European new car registrations grew by 13.8% in February 2016, marking the 30th consecutive month of year-on-year growth.
Despite the traditional dip in sales across Europe, driven by February preceding the March plate change in the UK, registrations remained stable in February.
The month’s increase was more than double the rise posted in January 2016, and six per cent higher than the growth seen in February 2015 when compared to February 2014.
This is largely down to strong Italian sales, and double-digit growth in Germany, France and Spain.
There were only four markets where registrations fell during the month: Greece (-32%), Netherlands (-17%), Portugal (-3%1) and Switzerland (-1%). YTD volume grew by 9.8% at 2.18 million units.
The SUV segment continued to dominate the market last month, gaining further market share at the expense of more traditional segments.
In February, SUV registrations totalled 265,500 units, up by 31% compared to February 2015, and counting for 24.4% of the total European market.
Volkswagen remained the leading brand, with 124,300 units sold.
However, the brand continued to underperform when compared to the overall market, with year on year growth of just 4%.
This was the lowest increase among the top 10 best-selling brands, and the third lowest within the top 20.
Its market share dropped from 12.4% in February 2015 to 11.4% as a result, the highest market share drop in the overall brand ranking.
All of its closest rivals posted double-digit growth, with Ford, Peugeot and Opel/Vauxhall outperforming the market average. Fiat occupied sixth position, outselling the German premium brands due to outstanding growth of 24%.
Most of this came from its Italian operations (+36%), which counted for 61% of its total.
The Italian brand posted the highest market share increase in the overall brand ranking.
Other big market share winners were Mazda (+0.35 percentage points), Mercedes (+0.28), Honda (+0.26) and Opel/Vauxhall (+0.25).
“Despite the strong growth seen in most of the big markets, Volkswagen wasn’t able to tap into growing consumer demand to the same extent as its rivals, who took advantage to claim a bigger share of the market,” said Felipe Munoz, global automotive analyst at JATO Dynamics.
The Volkswagen Golf continued to be Europe’s best-selling car, with registrations totalling 36,100 units, a marginal increase of 1% from February 2015.
This can in part be explained by a fall in sales in France (-19%) and the UK (-19%), though this was offset by big increases in Italy (+37%) and Germany (+6%).
The German compact car recorded a 3.31% market share, down 0.43 percentage points from February 2015’s share.
In February 2014 the Golf’s market share was 3.88%. Part of the reason for this decrease was the rising demand for the new Opel/Vauxhall Astra, which benefited from sales growing in Germany (+45%), Italy (+27%), and an exceptional rise in France (+167%).

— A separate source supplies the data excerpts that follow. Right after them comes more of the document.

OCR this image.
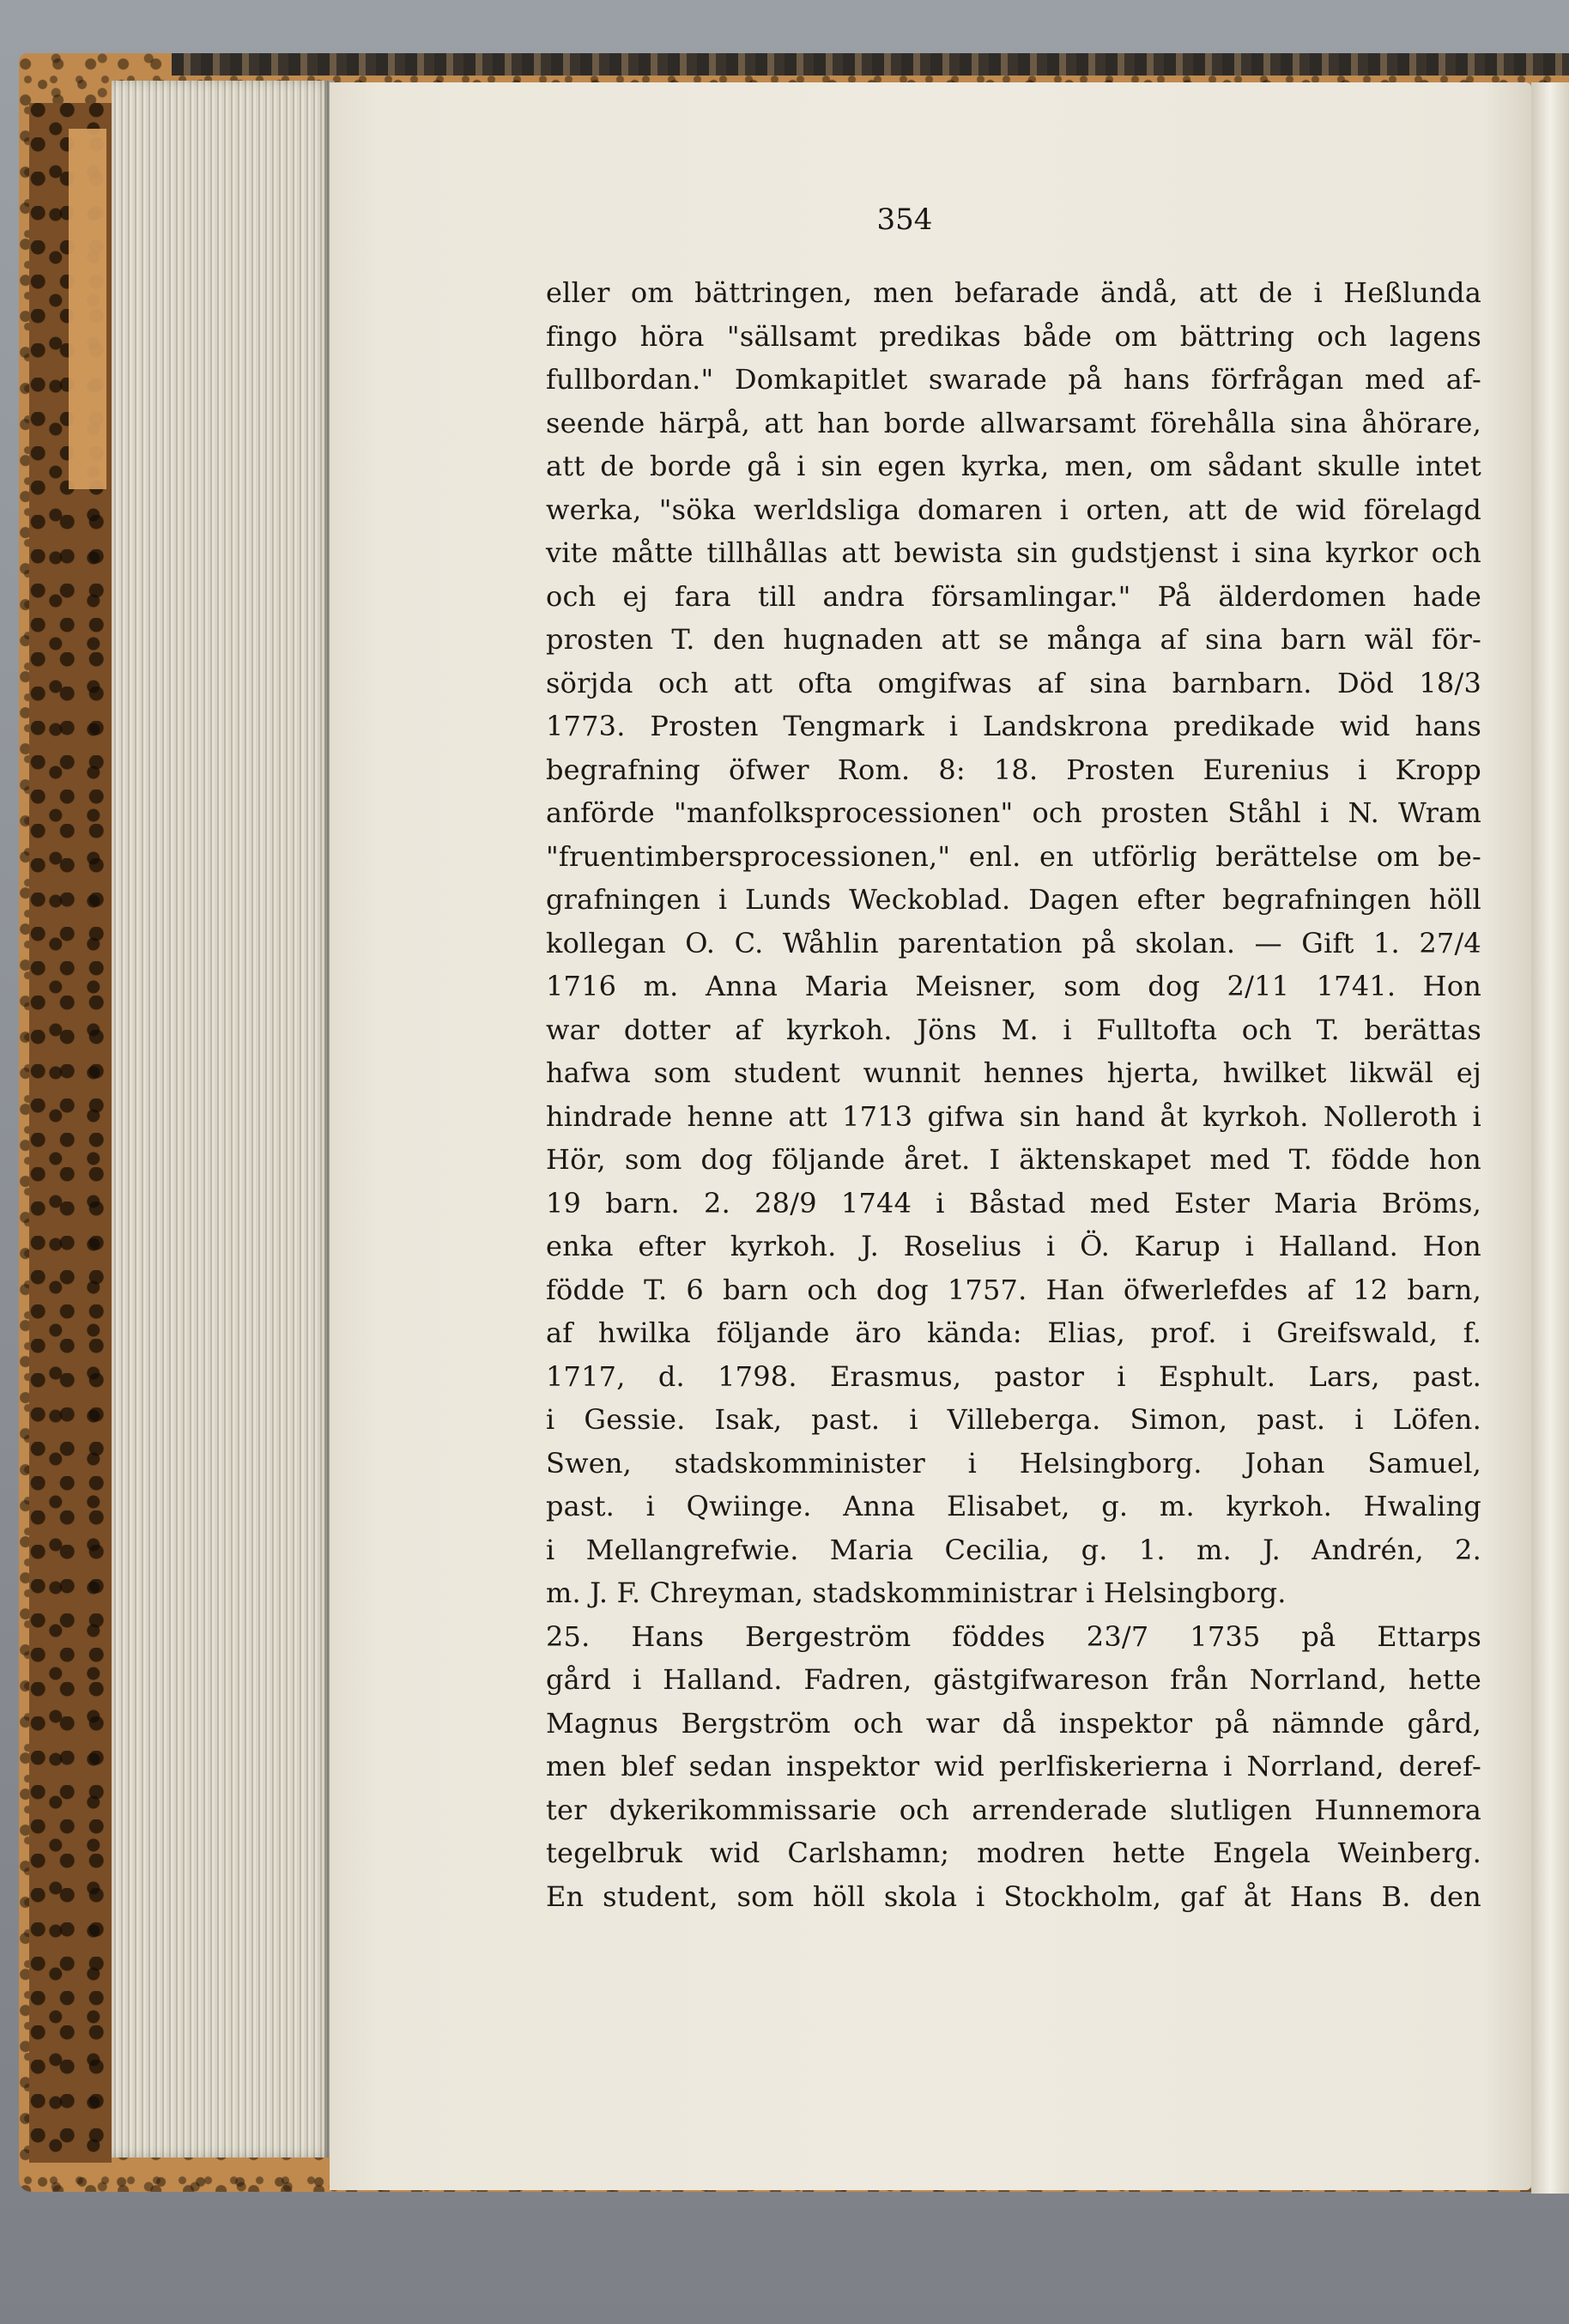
354
eller om bättringen, men befarade ändå, att de i Heßlunda
fingo höra "sällsamt predikas både om bättring och lagens
fullbordan." Domkapitlet swarade på hans förfrågan med af-
seende härpå, att han borde allwarsamt förehålla sina åhörare,
att de borde gå i sin egen kyrka, men, om sådant skulle intet
werka, "söka werldsliga domaren i orten, att de wid förelagd
vite måtte tillhållas att bewista sin gudstjenst i sina kyrkor och
och ej fara till andra församlingar." På älderdomen hade
prosten T. den hugnaden att se många af sina barn wäl för-
sörjda och att ofta omgifwas af sina barnbarn. Död 18/3
1773. Prosten Tengmark i Landskrona predikade wid hans
begrafning öfwer Rom. 8: 18. Prosten Eurenius i Kropp
anförde "manfolksprocessionen" och prosten Ståhl i N. Wram
"fruentimbersprocessionen," enl. en utförlig berättelse om be-
grafningen i Lunds Weckoblad. Dagen efter begrafningen höll
kollegan O. C. Wåhlin parentation på skolan. — Gift 1. 27/4
1716 m. Anna Maria Meisner, som dog 2/11 1741. Hon
war dotter af kyrkoh. Jöns M. i Fulltofta och T. berättas
hafwa som student wunnit hennes hjerta, hwilket likwäl ej
hindrade henne att 1713 gifwa sin hand åt kyrkoh. Nolleroth i
Hör, som dog följande året. I äktenskapet med T. födde hon
19 barn. 2. 28/9 1744 i Båstad med Ester Maria Bröms,
enka efter kyrkoh. J. Roselius i Ö. Karup i Halland. Hon
födde T. 6 barn och dog 1757. Han öfwerlefdes af 12 barn,
af hwilka följande äro kända: Elias, prof. i Greifswald, f.
1717, d. 1798. Erasmus, pastor i Esphult. Lars, past.
i Gessie. Isak, past. i Villeberga. Simon, past. i Löfen.
Swen, stadskomminister i Helsingborg. Johan Samuel,
past. i Qwiinge. Anna Elisabet, g. m. kyrkoh. Hwaling
i Mellangrefwie. Maria Cecilia, g. 1. m. J. Andrén, 2.
m. J. F. Chreyman, stadskomministrar i Helsingborg.
25. Hans Bergeström föddes 23/7 1735 på Ettarps
gård i Halland. Fadren, gästgifwareson från Norrland, hette
Magnus Bergström och war då inspektor på nämnde gård,
men blef sedan inspektor wid perlfiskerierna i Norrland, deref-
ter dykerikommissarie och arrenderade slutligen Hunnemora
tegelbruk wid Carlshamn; modren hette Engela Weinberg.
En student, som höll skola i Stockholm, gaf åt Hans B. den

Other compacts which gained share included the Peugeot 308, Toyota Auris and Mercedes A-Class.
Second and third places were occupied by the Volkswagen Polo (+6%) and Renault Clio (0%) respectively, both of which lost market share.

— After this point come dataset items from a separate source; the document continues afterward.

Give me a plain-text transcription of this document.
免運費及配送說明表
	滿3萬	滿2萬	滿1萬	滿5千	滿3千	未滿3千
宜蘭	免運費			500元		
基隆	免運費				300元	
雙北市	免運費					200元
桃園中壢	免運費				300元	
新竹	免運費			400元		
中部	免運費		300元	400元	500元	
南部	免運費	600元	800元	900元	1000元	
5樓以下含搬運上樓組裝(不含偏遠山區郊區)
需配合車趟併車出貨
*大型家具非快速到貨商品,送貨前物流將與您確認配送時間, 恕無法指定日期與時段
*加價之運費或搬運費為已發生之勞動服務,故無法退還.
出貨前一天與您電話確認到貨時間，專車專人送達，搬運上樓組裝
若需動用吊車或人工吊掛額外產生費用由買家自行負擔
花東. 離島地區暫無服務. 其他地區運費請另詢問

Sales of the fourth placed Peugeot 208 continued to grow (+20%).
The French subcompact outsold the Ford Fiesta, thanks to impressive growth in France, Italy and Spain.

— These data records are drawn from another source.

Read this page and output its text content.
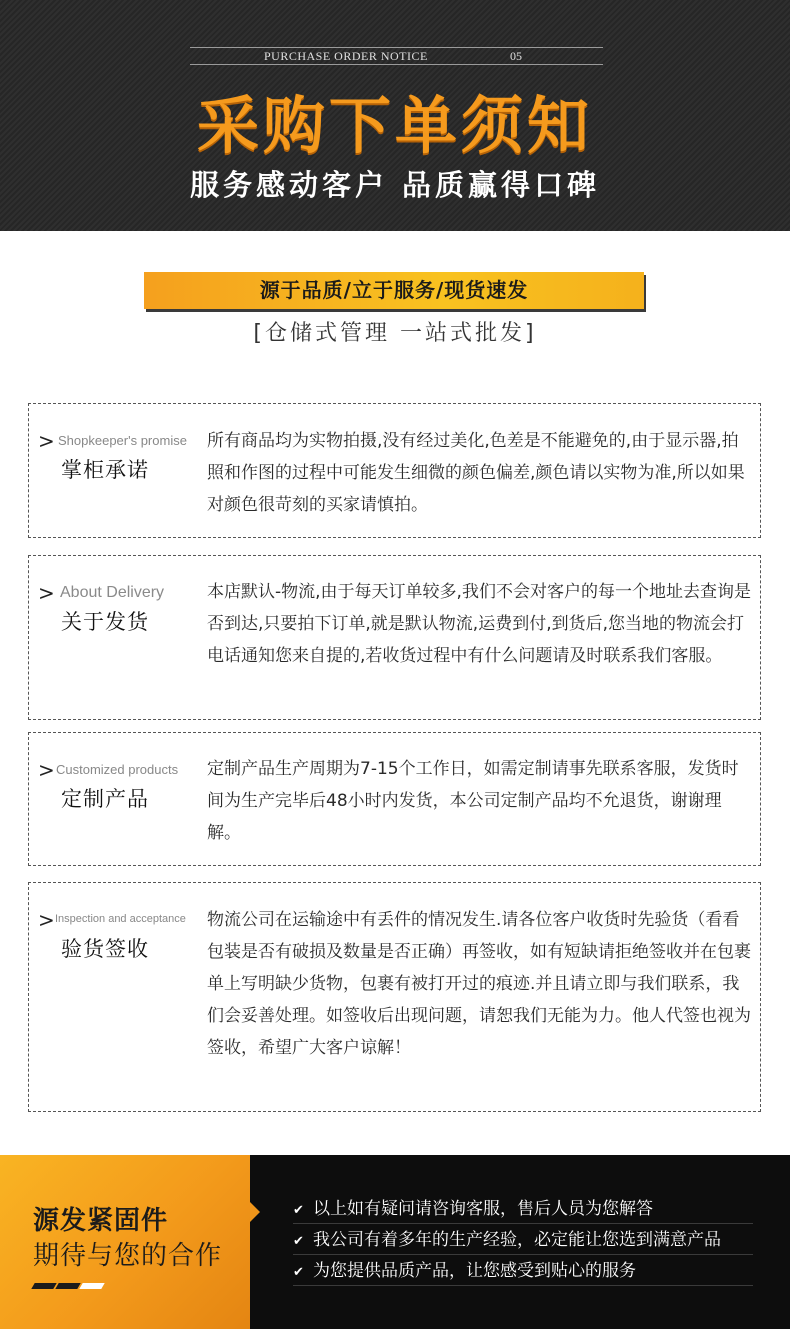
PURCHASE ORDER NOTICE	05
采购下单须知
服务感动客户 品质赢得口碑
源于品质/立于服务/现货速发
[仓储式管理 一站式批发]
> Shopkeeper's promise
掌柜承诺
所有商品均为实物拍摄,没有经过美化,色差是不能避免的,由于显示器,拍照和作图的过程中可能发生细微的颜色偏差,颜色请以实物为准,所以如果对颜色很苛刻的买家请慎拍。
> About Delivery
关于发货
本店默认-物流,由于每天订单较多,我们不会对客户的每一个地址去查询是否到达,只要拍下订单,就是默认物流,运费到付,到货后,您当地的物流会打电话通知您来自提的,若收货过程中有什么问题请及时联系我们客服。
> Customized products
定制产品
定制产品生产周期为7-15个工作日，如需定制请事先联系客服，发货时间为生产完毕后48小时内发货，本公司定制产品均不允退货，谢谢理解。
> Inspection and acceptance
验货签收
物流公司在运输途中有丢件的情况发生.请各位客户收货时先验货（看看包装是否有破损及数量是否正确）再签收，如有短缺请拒绝签收并在包裹单上写明缺少货物，包裹有被打开过的痕迹.并且请立即与我们联系，我们会妥善处理。如签收后出现问题，请恕我们无能为力。他人代签也视为签收，希望广大客户谅解！
源发紧固件
期待与您的合作
✔ 以上如有疑问请咨询客服，售后人员为您解答
✔ 我公司有着多年的生产经验，必定能让您选到满意产品
✔ 为您提供品质产品，让您感受到贴心的服务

The biggest year-on-year percentage increase in the top 10 was posted by the Fiat Panda, which took seventh position, behind the Opel/Vauxhall Corsa.
As usual, a significant portion of the volumes registered by the Italian city-car came from its home market (78% of the total), where its sales increased by 51%.
The Panda’s increase was the second highest among the top 20, after the 49% rise recorded by the Skoda Fabia (in 19th position).
Completing the top 10 were the Skoda Octavia, Nissan Qashqai and the Peugeot 308, with only the last one gaining market share.
Opel/Vauxhall’s Astra and Volkswagen’s Passat almost reached the top 10, while the Renault Captur kept its place as the second best-selling SUV – though with 16,500 units sold, and total growth at 11%, it underperformed in comparison to the rest of the market.
These were followed by the Ford Focus, Audi A3 and Toyota Yaris, all of them with single-digit growth, while the Peugeot 2008 finished in 18th place, up by 15%.
The Opel/Vauxhall Mokka and Fiat 500 were the only two models of the top 20 to see sales decline.
For the second month in a row, the new Hyundai Tucson was Europe’s best performer in terms of market share gain.
The Korean compact SUV was the 24th best-selling car in Europe and second-placed C-SUV, ahead of the Volkswagen Tiguan and Renault’s Kadjar - the second best improver in terms of market share.
The Suzuki Vitara, Fiat 500X, Mercedes GLC and Mazda CX-3 followed as the biggest market share winners.
“The trend is clear. The European new-car market double-digit growth rate is being driven by the SUV boom.
“As mainstream and premium car makers update their compact and large SUVs, their sales are expected to keep on growing”, said Munoz.